Some additional limitations should be discussed. First, we focused on articles that used specific percentile group contrasts; this was dictated by our aim to investigate specific selection biases based on these contrasts. We encourage assessments of other designs (e.g., binary risk factors and non-percentile contrasts); preliminary evidence suggests that the pursuit of statistical significance exists across all epidemiological studies [12
]. Second, no data existed with which to compare presented relative risks with different types of percentile contrasts in the same study because, with very rare exceptions, each study used only one type of contrast.
Selection in primary studies could also affect the findings and inferences of secondary analyses, leading to spurious conclusions being drawn. A meta-analysis may ameliorate this defect by using the raw (individual level) data without taking into consideration the selected contrasts that had been presented in each paper. However, this would require full access to all data, and this is currently the exception. Selection of outcomes and contrasts in the primary studies may lead to similar selective choices in meta-analyses that have to depend on published data. This would further perpetuate these biases. Meta-analyses may try to detect and address these selective reporting problems using a variety of diagnostic tools such as asymmetry tests. However, having an unbiased body of evidence is certainly preferable to trying to detect and eliminate bias after the fact.
Our empirical findings may lead to some recommendations on how to improve the situation.
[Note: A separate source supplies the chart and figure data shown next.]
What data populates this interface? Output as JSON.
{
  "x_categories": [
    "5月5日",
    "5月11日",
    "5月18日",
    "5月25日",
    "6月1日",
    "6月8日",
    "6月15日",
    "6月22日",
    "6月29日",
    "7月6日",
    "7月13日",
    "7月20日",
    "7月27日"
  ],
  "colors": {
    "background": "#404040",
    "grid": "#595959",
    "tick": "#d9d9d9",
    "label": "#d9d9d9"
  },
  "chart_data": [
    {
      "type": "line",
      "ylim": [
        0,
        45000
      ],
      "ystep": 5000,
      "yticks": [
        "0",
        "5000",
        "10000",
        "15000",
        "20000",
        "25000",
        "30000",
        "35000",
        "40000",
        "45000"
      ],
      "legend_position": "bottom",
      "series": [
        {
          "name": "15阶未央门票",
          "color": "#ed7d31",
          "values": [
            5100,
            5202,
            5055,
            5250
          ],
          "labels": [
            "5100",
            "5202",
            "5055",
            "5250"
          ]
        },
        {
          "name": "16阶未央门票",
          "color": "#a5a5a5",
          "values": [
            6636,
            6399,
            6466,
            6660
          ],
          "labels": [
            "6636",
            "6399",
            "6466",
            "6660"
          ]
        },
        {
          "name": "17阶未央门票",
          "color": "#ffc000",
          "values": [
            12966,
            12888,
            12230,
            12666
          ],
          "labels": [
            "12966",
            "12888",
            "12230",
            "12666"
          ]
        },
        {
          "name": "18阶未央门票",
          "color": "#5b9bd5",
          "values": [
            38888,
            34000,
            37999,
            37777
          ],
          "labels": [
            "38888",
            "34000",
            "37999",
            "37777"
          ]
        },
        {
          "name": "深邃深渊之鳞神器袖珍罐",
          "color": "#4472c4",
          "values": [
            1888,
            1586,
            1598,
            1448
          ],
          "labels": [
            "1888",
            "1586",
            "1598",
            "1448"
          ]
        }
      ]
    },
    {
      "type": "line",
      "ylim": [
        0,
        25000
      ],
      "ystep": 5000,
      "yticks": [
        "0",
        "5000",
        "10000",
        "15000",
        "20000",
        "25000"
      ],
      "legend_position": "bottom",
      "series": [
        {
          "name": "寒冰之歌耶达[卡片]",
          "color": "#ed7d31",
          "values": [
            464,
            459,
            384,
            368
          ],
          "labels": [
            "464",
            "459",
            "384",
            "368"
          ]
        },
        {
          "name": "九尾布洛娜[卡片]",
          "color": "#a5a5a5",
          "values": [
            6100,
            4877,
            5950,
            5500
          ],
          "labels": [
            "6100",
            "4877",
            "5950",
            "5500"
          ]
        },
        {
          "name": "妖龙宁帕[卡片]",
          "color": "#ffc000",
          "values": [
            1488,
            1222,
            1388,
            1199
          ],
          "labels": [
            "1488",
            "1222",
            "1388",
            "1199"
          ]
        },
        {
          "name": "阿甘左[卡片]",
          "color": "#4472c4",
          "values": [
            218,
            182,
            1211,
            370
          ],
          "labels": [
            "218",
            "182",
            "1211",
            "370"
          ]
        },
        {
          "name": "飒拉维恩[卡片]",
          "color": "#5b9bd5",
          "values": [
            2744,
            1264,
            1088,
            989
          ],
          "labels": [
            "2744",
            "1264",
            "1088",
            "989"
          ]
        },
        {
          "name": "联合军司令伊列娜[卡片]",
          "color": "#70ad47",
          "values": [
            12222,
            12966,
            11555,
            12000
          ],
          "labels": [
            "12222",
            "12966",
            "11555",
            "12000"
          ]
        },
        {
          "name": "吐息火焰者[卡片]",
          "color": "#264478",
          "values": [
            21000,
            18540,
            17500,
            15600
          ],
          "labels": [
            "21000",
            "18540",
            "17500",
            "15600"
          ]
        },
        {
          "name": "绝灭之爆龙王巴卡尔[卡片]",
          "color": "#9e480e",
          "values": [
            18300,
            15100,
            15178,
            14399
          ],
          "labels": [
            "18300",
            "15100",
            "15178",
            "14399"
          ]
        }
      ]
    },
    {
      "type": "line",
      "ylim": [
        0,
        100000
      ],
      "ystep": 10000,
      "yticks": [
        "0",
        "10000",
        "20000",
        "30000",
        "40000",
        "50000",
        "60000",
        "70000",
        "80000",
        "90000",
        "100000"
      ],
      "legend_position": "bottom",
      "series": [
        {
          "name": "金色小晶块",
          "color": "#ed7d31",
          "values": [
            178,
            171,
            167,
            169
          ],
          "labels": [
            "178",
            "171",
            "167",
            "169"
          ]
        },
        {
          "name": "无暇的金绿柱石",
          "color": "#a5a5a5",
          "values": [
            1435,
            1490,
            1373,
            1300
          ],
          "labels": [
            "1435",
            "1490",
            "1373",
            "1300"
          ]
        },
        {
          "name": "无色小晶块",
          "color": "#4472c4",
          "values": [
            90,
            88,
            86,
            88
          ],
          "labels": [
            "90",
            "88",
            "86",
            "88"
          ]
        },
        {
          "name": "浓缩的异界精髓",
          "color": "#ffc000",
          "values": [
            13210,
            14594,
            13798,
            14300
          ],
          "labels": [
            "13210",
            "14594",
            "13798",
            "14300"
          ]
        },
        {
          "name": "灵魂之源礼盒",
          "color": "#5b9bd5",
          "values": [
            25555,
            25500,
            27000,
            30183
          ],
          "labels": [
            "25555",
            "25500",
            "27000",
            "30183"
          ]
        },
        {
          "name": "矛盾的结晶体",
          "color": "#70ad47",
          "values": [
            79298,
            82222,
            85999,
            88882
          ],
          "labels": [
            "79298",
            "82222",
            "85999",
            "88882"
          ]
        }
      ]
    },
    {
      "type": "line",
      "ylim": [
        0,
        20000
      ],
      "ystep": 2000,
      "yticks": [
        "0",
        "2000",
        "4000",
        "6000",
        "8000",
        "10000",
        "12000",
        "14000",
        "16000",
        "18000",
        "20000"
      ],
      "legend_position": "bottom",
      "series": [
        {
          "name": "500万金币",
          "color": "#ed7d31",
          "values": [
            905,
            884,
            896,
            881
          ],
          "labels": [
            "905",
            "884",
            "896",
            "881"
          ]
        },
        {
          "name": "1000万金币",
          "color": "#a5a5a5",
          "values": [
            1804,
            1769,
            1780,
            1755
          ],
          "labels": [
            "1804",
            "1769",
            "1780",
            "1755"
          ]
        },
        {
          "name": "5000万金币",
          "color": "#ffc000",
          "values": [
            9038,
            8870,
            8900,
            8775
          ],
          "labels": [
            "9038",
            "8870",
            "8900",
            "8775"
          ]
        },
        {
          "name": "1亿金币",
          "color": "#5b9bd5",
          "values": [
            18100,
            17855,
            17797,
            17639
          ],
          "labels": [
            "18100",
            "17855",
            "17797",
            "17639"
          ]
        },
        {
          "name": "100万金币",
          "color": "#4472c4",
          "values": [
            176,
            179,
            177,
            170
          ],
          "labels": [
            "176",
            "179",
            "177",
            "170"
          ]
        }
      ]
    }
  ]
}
Epidemiological research is very important [30
], but reporting of epidemiological studies needs standardization [12
], as has been proposed for clinical trials and other study designs [34
]. The “STrengthening the Reporting of OBservational studies in Epidemiology” (STROBE) statement and similar efforts in genetic epidemiology are working in this direction. Investigators should avoid the selective presentation, and dissemination, of high-risk estimates and significant results. They should give a clear explanation of the way in which quantitative exposures are analyzed e.g., which groupings are chosen, whether a continuous analysis is done, and the rationale behind the choice (continuous, trend test, or comparison to a reference group) [37
]. In particular, they should avoid estimating results with various categorical contrasts and selecting what to report simply based on the seemingly largest magnitude of effect. Readers should also be advised to interpret cautiously apparently large effects that are based on extreme contrasts and should instead place them properly in the population context. Study reports should also convey the exact breadth of analyses that have been performed. While it may not be possible to provide all “negative” results in detail, the reader should be aware of the existence of these analyses that have led to “negative” results. This is fairly challenging because, in contrast with randomized trials [38
], upfront registration of epidemiological protocols may be very difficult or unrealistic. Some epidemiological research will unavoidably remain exploratory and post hoc in nature. Even so, this exploratory nature would need to be clarified, and selective reporting minimized, so that epidemiological findings could be interpreted in the most appropriate perspective.